Additionally, legalizing marijuana would end economic and legal absurdities associated with pot prohibition.

Due to prohibition the non-intoxicating cousin of cannabis – industrial hemp – is illegal. Thus that plant with multiple uses from food to fuel to textiles is impaired from full economic development in America unlike thirty countries worldwide that permit farmers to grow hemp. Seven early American presidents, including George Washington and Thomas Jefferson, farmed hemp. The 1937 federal pot prohibition banned hemp cultivation.

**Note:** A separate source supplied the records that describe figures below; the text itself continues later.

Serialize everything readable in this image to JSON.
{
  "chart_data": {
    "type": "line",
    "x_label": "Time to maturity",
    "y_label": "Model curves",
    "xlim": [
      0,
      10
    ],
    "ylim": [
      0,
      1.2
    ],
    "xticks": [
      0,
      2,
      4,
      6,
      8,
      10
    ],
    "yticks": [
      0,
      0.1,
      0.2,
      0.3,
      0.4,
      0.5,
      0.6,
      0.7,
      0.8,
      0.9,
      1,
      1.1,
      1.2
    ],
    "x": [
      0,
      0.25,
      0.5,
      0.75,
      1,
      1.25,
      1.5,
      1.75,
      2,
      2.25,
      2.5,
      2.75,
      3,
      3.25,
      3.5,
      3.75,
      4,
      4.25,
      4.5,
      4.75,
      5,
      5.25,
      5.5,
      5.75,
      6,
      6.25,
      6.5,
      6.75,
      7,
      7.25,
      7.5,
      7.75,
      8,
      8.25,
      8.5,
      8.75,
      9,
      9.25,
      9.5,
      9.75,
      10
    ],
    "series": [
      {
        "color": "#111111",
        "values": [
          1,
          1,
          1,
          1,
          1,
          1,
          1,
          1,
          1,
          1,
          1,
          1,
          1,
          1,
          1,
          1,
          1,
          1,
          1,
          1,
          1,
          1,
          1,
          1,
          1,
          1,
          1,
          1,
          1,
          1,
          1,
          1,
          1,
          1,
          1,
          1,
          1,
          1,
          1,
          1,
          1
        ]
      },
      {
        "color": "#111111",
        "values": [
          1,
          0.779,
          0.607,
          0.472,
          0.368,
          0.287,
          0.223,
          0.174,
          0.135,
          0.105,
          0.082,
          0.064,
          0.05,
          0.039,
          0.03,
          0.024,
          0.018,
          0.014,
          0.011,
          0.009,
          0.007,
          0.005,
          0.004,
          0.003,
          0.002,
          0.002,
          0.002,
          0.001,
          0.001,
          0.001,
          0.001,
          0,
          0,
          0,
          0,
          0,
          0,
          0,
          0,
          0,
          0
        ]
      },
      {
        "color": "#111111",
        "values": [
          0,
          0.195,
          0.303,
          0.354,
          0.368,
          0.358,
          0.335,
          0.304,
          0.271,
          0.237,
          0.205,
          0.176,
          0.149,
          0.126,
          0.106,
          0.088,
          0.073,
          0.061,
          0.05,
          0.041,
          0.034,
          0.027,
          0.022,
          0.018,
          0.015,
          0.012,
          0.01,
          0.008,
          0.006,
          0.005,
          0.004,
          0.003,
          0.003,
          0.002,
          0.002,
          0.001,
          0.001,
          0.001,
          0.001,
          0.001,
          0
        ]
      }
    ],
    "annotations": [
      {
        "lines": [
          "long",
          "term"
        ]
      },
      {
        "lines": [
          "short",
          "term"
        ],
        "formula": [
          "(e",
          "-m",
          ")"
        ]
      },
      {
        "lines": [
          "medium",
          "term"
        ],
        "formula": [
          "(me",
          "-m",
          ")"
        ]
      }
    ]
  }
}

Under America’s draconian drug laws, a conviction for marijuana possession can bar a person permanently from receiving federal education loans and other governmental benefits – a penalty absurdly not applicable to convictions for serious crimes like armed robbery and rape.

Current pot prohibition in America comes from a 1970 federal law that also required creation of a special commission to examine maintaining marijuana as a dangerous drug.

That commission, chaired by a Republican governor from Pennsylvania, recommended decriminalizing marijuana possession calling criminal law “too harsh a tool to apply to personal possession.” That commission’s conclusions enraged then President Richard Nixon who profanely trashed his handpicked commission and escalated the War on Weed that continues.

Legalizing and taxing marijuana will not erase America’s federal budget deficit. And, marijuana use is not for everyone.

However, government officials in America and around the world would do well to note a salient conclusion of that early 70’s pot probe commission: the use of drugs for pleasure or other non-medical purposes is not inherently irresponsible.